The only way love wins is across a span of time—-it’s not an instant fix to anything, but it always wins. Let's imagine that you've hated somebody in your life-we all have at some point. Years later, do you still burn with that hatred? Probably not. It's pretty much impossible to hate so passionately across a span of many years; hate burns hot and fast, it’s flashy, and it can seem like the purest answer to injustice…but hate and fear burn out—they can't win in the end. And after death…hate won't outlive anyone-only love can do that.”

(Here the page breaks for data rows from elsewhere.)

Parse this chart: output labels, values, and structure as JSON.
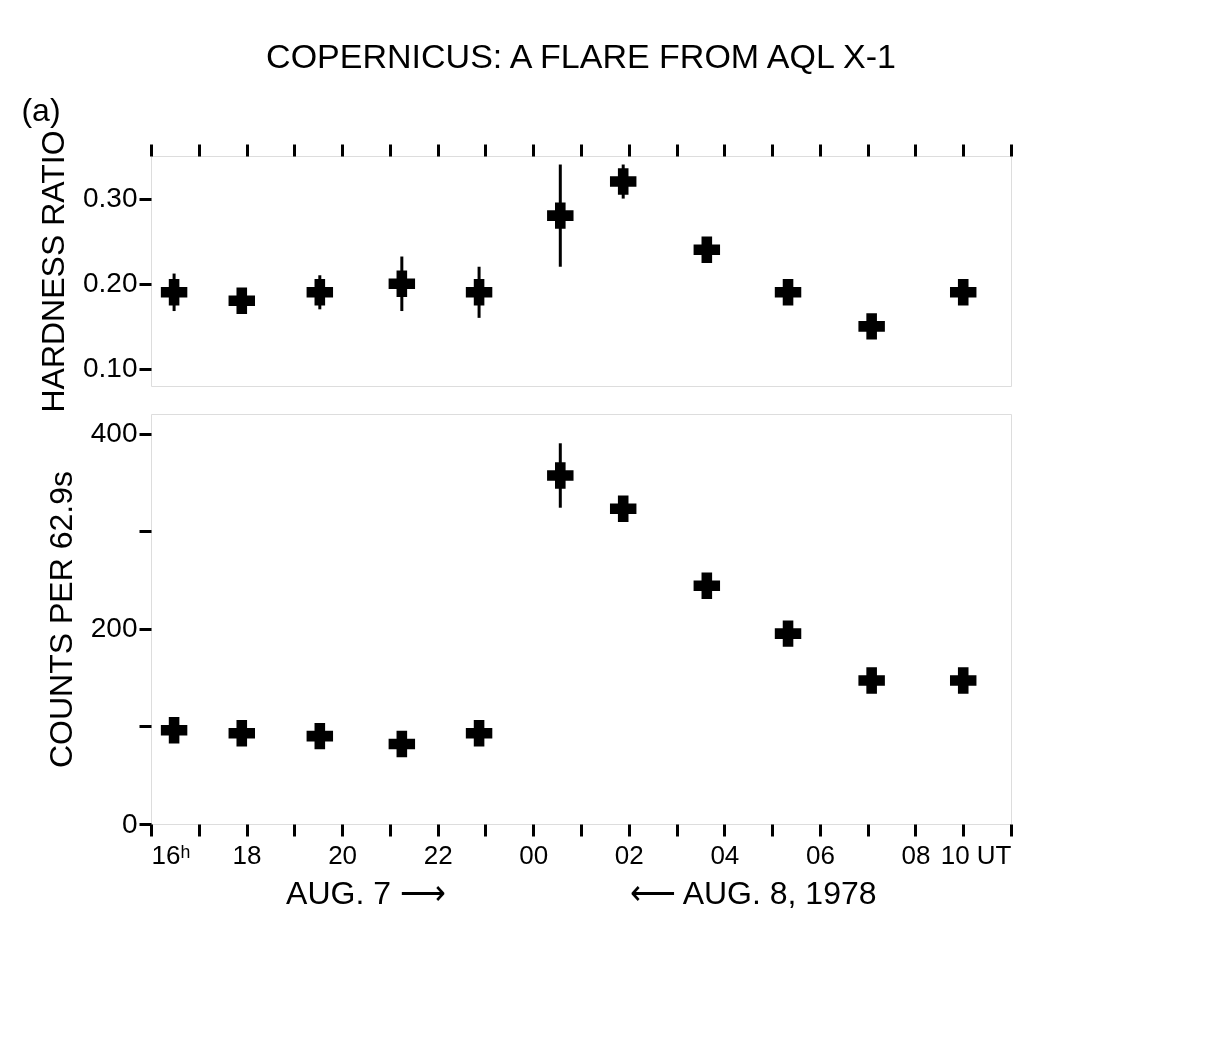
{
  "chart_data": [
    {
      "type": "scatter",
      "title": "COPERNICUS: A FLARE FROM AQL X-1",
      "ylabel": "HARDNESS RATIO",
      "annotations": [
        "(a)"
      ],
      "marker": "cross",
      "grid": false,
      "tick_labels": "y",
      "x": [
        "1978-08-07T16:29",
        "1978-08-07T17:54",
        "1978-08-07T19:32",
        "1978-08-07T21:15",
        "1978-08-07T22:52",
        "1978-08-08T00:34",
        "1978-08-08T01:53",
        "1978-08-08T03:38",
        "1978-08-08T05:20",
        "1978-08-08T07:05",
        "1978-08-08T09:00"
      ],
      "values": [
        0.19,
        0.18,
        0.19,
        0.2,
        0.19,
        0.28,
        0.32,
        0.24,
        0.19,
        0.15,
        0.19
      ],
      "errors": [
        0.022,
        0.008,
        0.02,
        0.032,
        0.03,
        0.06,
        0.02,
        0.01,
        0.01,
        0.012,
        0.01
      ],
      "xlim": [
        "1978-08-07T16:00",
        "1978-08-08T10:00"
      ],
      "xticks": [
        {
          "value": "1978-08-07T16:00",
          "label": null
        },
        {
          "value": "1978-08-07T17:00",
          "label": null
        },
        {
          "value": "1978-08-07T18:00",
          "label": null
        },
        {
          "value": "1978-08-07T19:00",
          "label": null
        },
        {
          "value": "1978-08-07T20:00",
          "label": null
        },
        {
          "value": "1978-08-07T21:00",
          "label": null
        },
        {
          "value": "1978-08-07T22:00",
          "label": null
        },
        {
          "value": "1978-08-07T23:00",
          "label": null
        },
        {
          "value": "1978-08-08T00:00",
          "label": null
        },
        {
          "value": "1978-08-08T01:00",
          "label": null
        },
        {
          "value": "1978-08-08T02:00",
          "label": null
        },
        {
          "value": "1978-08-08T03:00",
          "label": null
        },
        {
          "value": "1978-08-08T04:00",
          "label": null
        },
        {
          "value": "1978-08-08T05:00",
          "label": null
        },
        {
          "value": "1978-08-08T06:00",
          "label": null
        },
        {
          "value": "1978-08-08T07:00",
          "label": null
        },
        {
          "value": "1978-08-08T08:00",
          "label": null
        },
        {
          "value": "1978-08-08T09:00",
          "label": null
        },
        {
          "value": "1978-08-08T10:00",
          "label": null
        }
      ],
      "ylim": [
        0.08,
        0.35
      ],
      "yticks": [
        {
          "value": 0.1,
          "label": "0.10"
        },
        {
          "value": 0.2,
          "label": "0.20"
        },
        {
          "value": 0.3,
          "label": "0.30"
        }
      ]
    },
    {
      "type": "scatter",
      "ylabel": "COUNTS PER 62.9s",
      "annotations": [
        "AUG. 7 ⟶",
        "⟵ AUG. 8, 1978"
      ],
      "marker": "cross",
      "grid": false,
      "x": [
        "1978-08-07T16:29",
        "1978-08-07T17:54",
        "1978-08-07T19:32",
        "1978-08-07T21:15",
        "1978-08-07T22:52",
        "1978-08-08T00:34",
        "1978-08-08T01:53",
        "1978-08-08T03:38",
        "1978-08-08T05:20",
        "1978-08-08T07:05",
        "1978-08-08T09:00"
      ],
      "values": [
        96,
        93,
        90,
        82,
        93,
        357,
        323,
        244,
        195,
        147,
        147
      ],
      "errors": [
        3,
        3,
        3,
        3,
        13,
        33,
        5,
        5,
        4,
        3,
        3
      ],
      "xlim": [
        "1978-08-07T16:00",
        "1978-08-08T10:00"
      ],
      "xticks": [
        {
          "value": "1978-08-07T16:00",
          "label": "16ʰ"
        },
        {
          "value": "1978-08-07T17:00",
          "label": null
        },
        {
          "value": "1978-08-07T18:00",
          "label": "18"
        },
        {
          "value": "1978-08-07T19:00",
          "label": null
        },
        {
          "value": "1978-08-07T20:00",
          "label": "20"
        },
        {
          "value": "1978-08-07T21:00",
          "label": null
        },
        {
          "value": "1978-08-07T22:00",
          "label": "22"
        },
        {
          "value": "1978-08-07T23:00",
          "label": null
        },
        {
          "value": "1978-08-08T00:00",
          "label": "00"
        },
        {
          "value": "1978-08-08T01:00",
          "label": null
        },
        {
          "value": "1978-08-08T02:00",
          "label": "02"
        },
        {
          "value": "1978-08-08T03:00",
          "label": null
        },
        {
          "value": "1978-08-08T04:00",
          "label": "04"
        },
        {
          "value": "1978-08-08T05:00",
          "label": null
        },
        {
          "value": "1978-08-08T06:00",
          "label": "06"
        },
        {
          "value": "1978-08-08T07:00",
          "label": null
        },
        {
          "value": "1978-08-08T08:00",
          "label": "08"
        },
        {
          "value": "1978-08-08T09:00",
          "label": null
        },
        {
          "value": "1978-08-08T10:00",
          "label": "10 UT"
        }
      ],
      "ylim": [
        0,
        420
      ],
      "yticks": [
        0,
        {
          "value": 100,
          "label": null
        },
        200,
        {
          "value": 300,
          "label": null
        },
        400
      ]
    }
  ]
}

So my message is this. Love will win. Near death after near death accounts say the following all the time. Many people, across many cultures who have had no chance of ever hearing of one another report being asked two simple questions: “How Much Did You Love? What Did You Learn?” If you want to see someone who hates for their entire lifetime, including sadly themselves, you can spot these people a mile away; they always play the victim and are incapable of seeing the miracle of love in life. But if you are reading this story, odds are you have grown a ton and/or are seeking growth. Which means you are going to find the love Renner alludes to. And love starts with love of self, this is what any self-help book you pick up will always get to. You are going to love yourself, you may already have discovered this, and if not it can start today. Yes we are “all born cowards” per se — so often too fearful to look deeply inward at our past. But try this. Just breath, deeply, and make a vow to yourself to work at it. Renner is an extraordinary person, for certain, but know that if I can do it, anyone can. Which means so can you.
Mike Spivey
We are our own griefs. We are our own happinesses. We are our own remedies.